Saat Ashar tiba, dia mulai ragu menggunakan pengeras suara. Berkali-kali dia mencobanya lebih dulu, untuk memastikan bukan suara anjing yang keluar. Saat Maghrib tiba, keraguannya pada pengeras suara bertambah. Bahkan dia hampir saja tidak berani menggunakan pengeras suara saat azan Isya.
Usai salat Isya berjamaah, sang imam tidak bisa tidur. Dia bengong di masjid. Jam menunjukkan pukul 03:00 dinihari. Tapi tidak seperti biasanya, dia tak berani beranjak ke mihrab. Syekh Yunus tak bisa membayangkan, satu distrik Karadah geger jika dari menara masjidnya terdengar suara anjing menggonggong. Ketika subuh tiba, sang imam benar-benar tak berani menyentuh pengeras suara. Dia lalu azan sekencang-kencangnya.
Masyarakat yang biasanya tiba di masjid agak terlambat sebab dimanja oleh pengeras suara malah datang lebih awal. Mereka ingin tahu, mengapa suara menggelegar Syekh Yunus pagi itu tak terdengar di menara masjid? Apakah pengeras suara rusak, atau sang imam masjid sakit? Lebih heran lagi saat mereka melihat Syekh Yunus azan tanpa pengeras suara.
Usai salat, jamaah mengepung sang imam yang bingung. Apa yang harus dia jawab? Jika dikatakan pengeras suara rusak, jamaah akan tahu itu bohong. Tapi, jika dikatakan dia sengaja tak menggunakan pengeras suara khawatir hanya suara anjing yang keluar, dia bisa dianggap gila.
Abu Nuwas ngakak sendiri di belakang jamaah, tapi dia tak tega mempermainkan sang imam.

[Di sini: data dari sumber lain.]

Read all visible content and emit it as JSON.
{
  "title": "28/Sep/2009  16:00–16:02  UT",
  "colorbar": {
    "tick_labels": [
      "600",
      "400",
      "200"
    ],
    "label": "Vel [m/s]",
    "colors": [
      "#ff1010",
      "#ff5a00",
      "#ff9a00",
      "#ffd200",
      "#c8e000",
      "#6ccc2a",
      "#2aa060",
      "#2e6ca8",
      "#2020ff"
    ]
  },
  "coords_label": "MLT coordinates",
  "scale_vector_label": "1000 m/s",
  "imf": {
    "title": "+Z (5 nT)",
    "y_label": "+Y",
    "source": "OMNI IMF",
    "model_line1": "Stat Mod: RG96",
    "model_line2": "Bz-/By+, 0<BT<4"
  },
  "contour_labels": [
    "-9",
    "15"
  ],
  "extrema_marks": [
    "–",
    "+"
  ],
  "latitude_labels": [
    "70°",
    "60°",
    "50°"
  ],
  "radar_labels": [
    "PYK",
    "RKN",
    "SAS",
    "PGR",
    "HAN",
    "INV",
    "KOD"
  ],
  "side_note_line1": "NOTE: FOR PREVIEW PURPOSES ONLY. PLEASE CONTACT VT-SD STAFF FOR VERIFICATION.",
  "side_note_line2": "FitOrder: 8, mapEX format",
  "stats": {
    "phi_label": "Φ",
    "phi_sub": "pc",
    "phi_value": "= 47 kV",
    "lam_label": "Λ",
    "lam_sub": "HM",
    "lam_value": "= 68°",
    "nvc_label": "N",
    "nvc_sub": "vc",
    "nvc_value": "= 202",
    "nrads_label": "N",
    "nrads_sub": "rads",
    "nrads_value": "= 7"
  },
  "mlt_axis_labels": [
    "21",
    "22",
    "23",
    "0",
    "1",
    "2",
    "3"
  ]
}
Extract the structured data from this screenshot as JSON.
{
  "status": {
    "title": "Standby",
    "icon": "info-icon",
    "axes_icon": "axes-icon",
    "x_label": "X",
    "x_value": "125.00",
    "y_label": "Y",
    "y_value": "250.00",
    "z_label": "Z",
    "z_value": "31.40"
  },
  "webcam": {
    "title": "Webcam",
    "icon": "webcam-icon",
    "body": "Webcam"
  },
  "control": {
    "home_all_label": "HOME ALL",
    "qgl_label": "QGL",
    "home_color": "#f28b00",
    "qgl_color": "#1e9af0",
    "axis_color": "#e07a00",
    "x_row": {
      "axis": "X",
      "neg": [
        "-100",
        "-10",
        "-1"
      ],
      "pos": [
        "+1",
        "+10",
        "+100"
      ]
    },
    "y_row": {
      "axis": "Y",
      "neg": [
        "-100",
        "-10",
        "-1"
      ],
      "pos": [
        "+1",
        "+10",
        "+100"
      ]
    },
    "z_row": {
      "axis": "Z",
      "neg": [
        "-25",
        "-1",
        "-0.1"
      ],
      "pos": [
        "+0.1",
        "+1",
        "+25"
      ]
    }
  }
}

‘’Wahai Syekh Yunus Ihsanuddin Al-Karadahi yang mulia, perhatikan baik-baik,’’ jelas Abu Nuwas dengan nada bijak. ‘’Siapa bilang menggunakan pengeras suara adalah bagian dari agama? Buktinya tanpa pengeras suara, jamaah malah datang lebih awal, bahkan salat berlangsung dengan khidmat. Suara pak imam malah terdengar asli dan berwibawa.’’
Syekh Yunus menyimak, jamaah terdiam.
‘’Salat kita pagi ini membuktikan betapa Islam adalah rahmatan lil alamin. Orang-orang di luar Islam tidak terganggu seperti biasanya, tapi kita malah datang ke masjid lebih awal. Karena iman yang kuat dalam dada Anda semua, Anda semua tetap bisa bangun dan pergi ke masjid tanpa pengeras suara sekalipun,’’ lanjut Abu Nuwas.
Sebelum pergi, Abu Nuwas menyampaikan salam dari anjing untuk Syaikh Yunus. ‘’Pak Haji dapat salam dari anjing. Kata dia, besok pagi silakan pakai lagi pengeras suara itu, tapi hanya untuk azan dan salat. Selebihnya hati-hati, guuukkkk … guuuuuk,’’ kata Abu Nuwas hampir ngakak!